Bed bugs are parasitic insects from the cimicid family, known more accurately as cimex lectularius, and they are an evolved species that feed exclusively on human blood. There are a large variety of cimex species, each having their own warm blooded animal of preference to feed on.
They have been around since the beginning of civilization and have been found fossilized in archaeological sites dating back more than 3500 years. Since the beginning of recorded time, bed bugs have been documented in both ancient Egyptian and ancient Greek literature.
A question that many people wonder is where did these awful pests come from?
Origins of the Bed Bug
Until recently, it was a mystery where bed bugs originated. The main theory, which ended up being correct, was that bed bugs began attaching themselves to humans as early as the cavemen days.
This was confirmed in a recent article titled “Host association drives genetic divergence in the bed bug” written by Warren Booth and published in the journal ‘Molecular Ecology’. This article contains extensive research providing the first genetic evidence that bed bugs adapted to human blood from another cimex species that fed on bat blood.
When humans began living in caves, Cimex that fed on bats occupying these same caves eventually adapted to feed on human blood as well. As humans began moving out of caves and building villages, the pests flourished in their newfound homes.
As civilization expanded, bed bugs spread quickly through Eurasia, followed by Europe.

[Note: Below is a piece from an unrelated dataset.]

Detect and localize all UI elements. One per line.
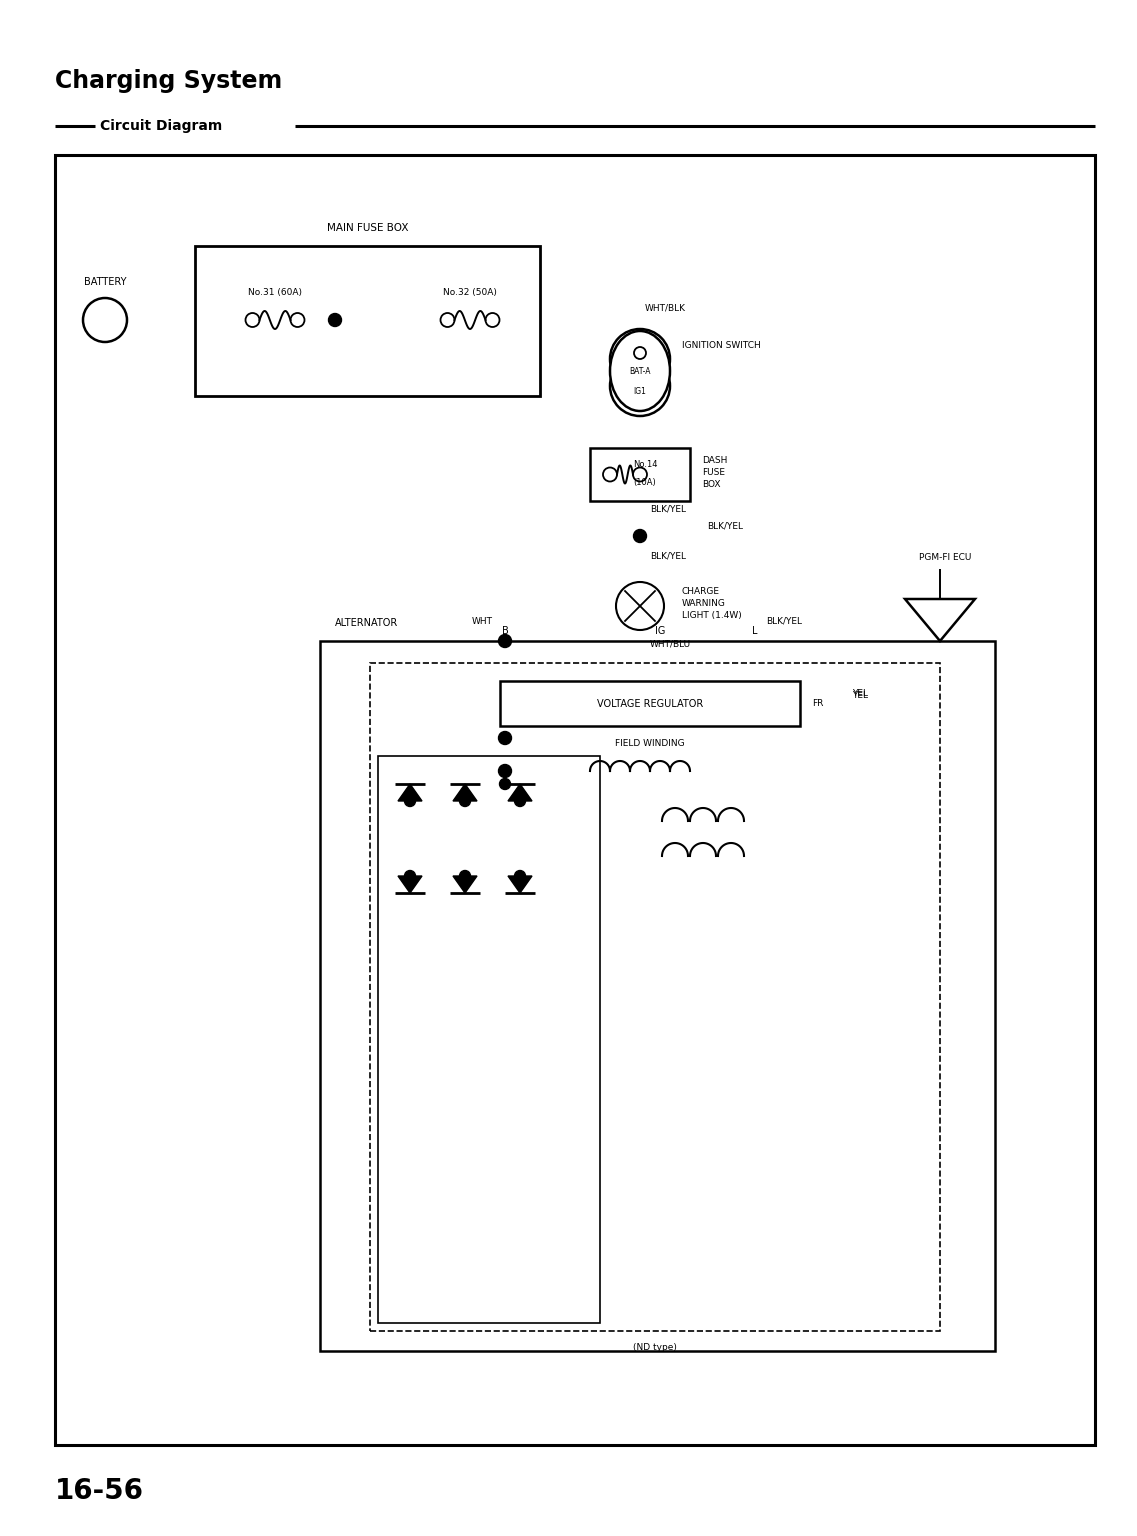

Huts were an ideal living space for bed bugs since they were able to hide in warm places during the day and be very close to their hosts at night when they feed.
Ancient references to bed bugs
Bed bugs were first mentioned on ancient Egyptian scrolls documenting how much of a nuisance they were to people. These scrolls date back to 3500 B.C. which is around the same era that the oldest bed bug fossils discovered were from.
Bed bugs were mentioned in ancient Greek texts as early as 499 B.C. and again discussed in Aristotle’s Historia Animilia around 370 B.C. These are likely the first recorded texts that mention bed bugs coexisting with humans.
In Italy they were also referenced early on around 77 A.D. but in a different context than you would expect. Pliny the Elder mentioned them in his encyclopedia titled Naturalis Historia stating that bed bugs had medicinal properties. During that time it was believed that they could be used to make medicine for treating ear infections and snake bites.
This belief that bed bugs had some sort of medicinal properties continued until the 18th century when French naturalist Jean Etienne Guettard recommended that they can be used to treat hysteria.